511 kilomètres de rails

«Une odyssée tragique qui a commencé il y a longtemps, très longtemps, aux confins du Cameroun», explique Rémi Lainé, auteur de ce documentaire. Mais, pendant plus de cinquante ans, personne n’a rien vu. Car mourir de cachexie (dénutrition majeure) ou d’infections diverses n’a rien d’exceptionnel en Afrique. Et d’ailleurs, que voir? Avec les moyens de la médecine coloniale du début du siècle, un jeune médecin français en poste au Moyen Congo français en 1931, le Dr Léon Pales, a bien multiplié les autopsies pour comprendre de quoi mouraient en nombre (17.000 morts entre 1921 et 1934) les ouvriers du chemin de fer en construction pour relier Brazzaville au port de Pointe-Noire, 511 km à travers les forêts hostiles du Mayombe. Il n’avait rien trouvé, du moins aucun des pathogènes habituels.

«Récemment, le fils d’un médecin qui avait été en poste au Congo belge m’a offert les fiches de patients rédigées par son père. La description colle avec le sida», explique Éric Delaporte, médecin et chercheur à l’IRD de Montpellier. Mais surtout, la médecine coloniale a laissé un trésor dans les frigos des différents centres. «On a retrouvé à Kinshasa des biopsies datant de l’époque coloniale et on a pu mettre en évidence par des techniques moléculaires la présence du VIH1, explique Martine Peeters. Vingt ans avant le cas zéro en Occident, il y avait déjà une épidémie en Afrique centrale.»

Les chercheurs ont donc pu remonter le temps et suivre à la trace la dissémination du virus grâce à la biologie moléculaire. Deux prélèvements oubliés, l’un fait à Brazzaville en 1959, l’autre à Kinshasa en 1960 (les deux villes ne sont séparées que par le tumultueux fleuve Congo), vont se révéler positifs au VIH1 groupe M, précisément la souche qui s’est répandue dans le monde entier. Deux échantillons: assez pour déterminer qu’un ancêtre commun à ces deux souches devait exister autour de 1920. C’est à cette époque qu’un virus simien, similaire au VIH mais baptisé SIVcpz, serait donc passé du chimpanzé à l’homme. Martine Peeters, qui a découvert les descendants de ce SIVcpz à la fin des années 1980 au Gabon, a ensuite réussi à en traquer la source jusqu’à l’extrême sud-est du Cameron, «dans une zone d’environ 200 km2».

Escale en Haïti

Selon toute vraisemblance, la chasse et la consommation des chimpanzés porteurs du SIVcpz dans ces régions isolées n’ont pas permis la diffusion du virus lors de la première moitié du XXe siècle. Mais l’urbanisation intense de Léopoldville (Kinshasa), puis l’amélioration des moyens de transport, dont la ligne de chemin de fer Congo-Brazzaville, ont constitué les conditions idéales pour que démarre l’épidémie en Afrique. À partir de Kinshasa. La grande diversité des souches présentes à Pointe-Noire, Kinshasa et plus largement au Congo confirme qu’il s’agit bien du berceau de l’épidémie de sida. Mais pour que l’Occident soit à son tour touché, il va falloir un élément supplémentaire: Haïti.

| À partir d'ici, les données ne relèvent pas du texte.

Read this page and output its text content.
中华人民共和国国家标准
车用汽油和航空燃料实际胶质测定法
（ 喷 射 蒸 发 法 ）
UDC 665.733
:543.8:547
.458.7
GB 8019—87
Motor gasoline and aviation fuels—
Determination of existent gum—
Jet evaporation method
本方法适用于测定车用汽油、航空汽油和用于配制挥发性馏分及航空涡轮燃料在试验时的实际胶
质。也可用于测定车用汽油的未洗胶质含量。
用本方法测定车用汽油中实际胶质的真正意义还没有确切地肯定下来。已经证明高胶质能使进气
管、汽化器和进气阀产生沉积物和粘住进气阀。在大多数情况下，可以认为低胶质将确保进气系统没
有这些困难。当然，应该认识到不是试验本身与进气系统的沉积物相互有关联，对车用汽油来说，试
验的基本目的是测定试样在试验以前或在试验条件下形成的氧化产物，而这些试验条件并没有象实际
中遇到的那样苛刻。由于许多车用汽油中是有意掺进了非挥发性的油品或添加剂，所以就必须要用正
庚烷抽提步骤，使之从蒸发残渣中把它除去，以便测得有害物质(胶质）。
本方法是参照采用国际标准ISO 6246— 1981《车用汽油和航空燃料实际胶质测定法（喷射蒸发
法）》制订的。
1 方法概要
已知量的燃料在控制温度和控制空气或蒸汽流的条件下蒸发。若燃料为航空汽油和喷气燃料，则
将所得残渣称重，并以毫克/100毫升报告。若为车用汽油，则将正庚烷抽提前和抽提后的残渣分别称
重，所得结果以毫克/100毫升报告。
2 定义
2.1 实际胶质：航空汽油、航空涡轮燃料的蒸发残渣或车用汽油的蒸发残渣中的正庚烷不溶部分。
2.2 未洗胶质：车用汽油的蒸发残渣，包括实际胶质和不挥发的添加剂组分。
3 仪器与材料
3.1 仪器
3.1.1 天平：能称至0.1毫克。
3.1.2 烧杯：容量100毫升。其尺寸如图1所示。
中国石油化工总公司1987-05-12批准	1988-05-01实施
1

Rétrospectivement, on sait que l’épidémie aurait pu commencer plus tôt en Europe. Notamment à partir d’un marin norvégien sans doute contaminé en 1961-1962 lors d’une escale à Pointe-Noire, et mort en Norvège, du sida, en 1976. D’autres cas isolés méconnus ont sans doute aussi existé en Occident à partir de l’Afrique, mais ce n’est pas la route principale qu’ont découverte les biologistes moléculaires. En réalité, le VIH est passé par Haïti avant de gagner l’Amérique et l’Europe.

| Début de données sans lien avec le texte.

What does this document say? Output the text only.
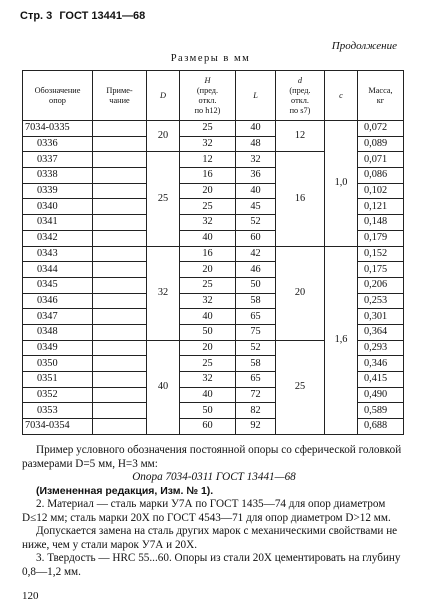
Стр. 3 ГОСТ 13441—68
Продолжение
Размеры в мм
Обозначение
опор	Приме-
чание	D	H
(пред.
откл.
по h12)	L	d
(пред.
откл.
по s7)	c	Масса,
кг
7034-0335		20	25	40	12	1,0	0,072
0336			32	48			0,089
0337		25	12	32	16		0,071
0338			16	36			0,086
0339			20	40			0,102
0340			25	45			0,121
0341			32	52			0,148
0342			40	60			0,179
0343		32	16	42	20	1,6	0,152
0344			20	46			0,175
0345			25	50			0,206
0346			32	58			0,253
0347			40	65			0,301
0348			50	75			0,364
0349		40	20	52	25		0,293
0350			25	58			0,346
0351			32	65			0,415
0352			40	72			0,490
0353			50	82			0,589
7034-0354			60	92			0,688

Пример условного обозначения постоянной опоры со сферической головкой размерами D=5 мм, H=3 мм:

Опора 7034-0311 ГОСТ 13441—68

(Измененная редакция, Изм. № 1).

2. Материал — сталь марки У7А по ГОСТ 1435—74 для опор диаметром D≤12 мм; сталь марки 20Х по ГОСТ 4543—71 для опор диаметром D>12 мм.

Допускается замена на сталь других марок с механическими свойствами не ниже, чем у стали марок У7А и 20Х.

3. Твердость — HRC 55...60. Опоры из стали 20Х цементировать на глубину 0,8—1,2 мм.

120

Car des milliers d’enseignants haïtiens, venus en renfort au Congo lors de l’indépendance du pays, dans le cadre d’un programme de l’Unesco, ont ensuite rapporté le virus à Haïti. C’est là que de nombreux homosexuels américains, qui s’y rendaient dans les années 1970 à partir de New York et San Francisco, ont été contaminés. À cette époque, les États-Unis importaient aussi des milliers de litres de sang, chaque mois, à partir de donneurs haïtiens. Du sang contaminé.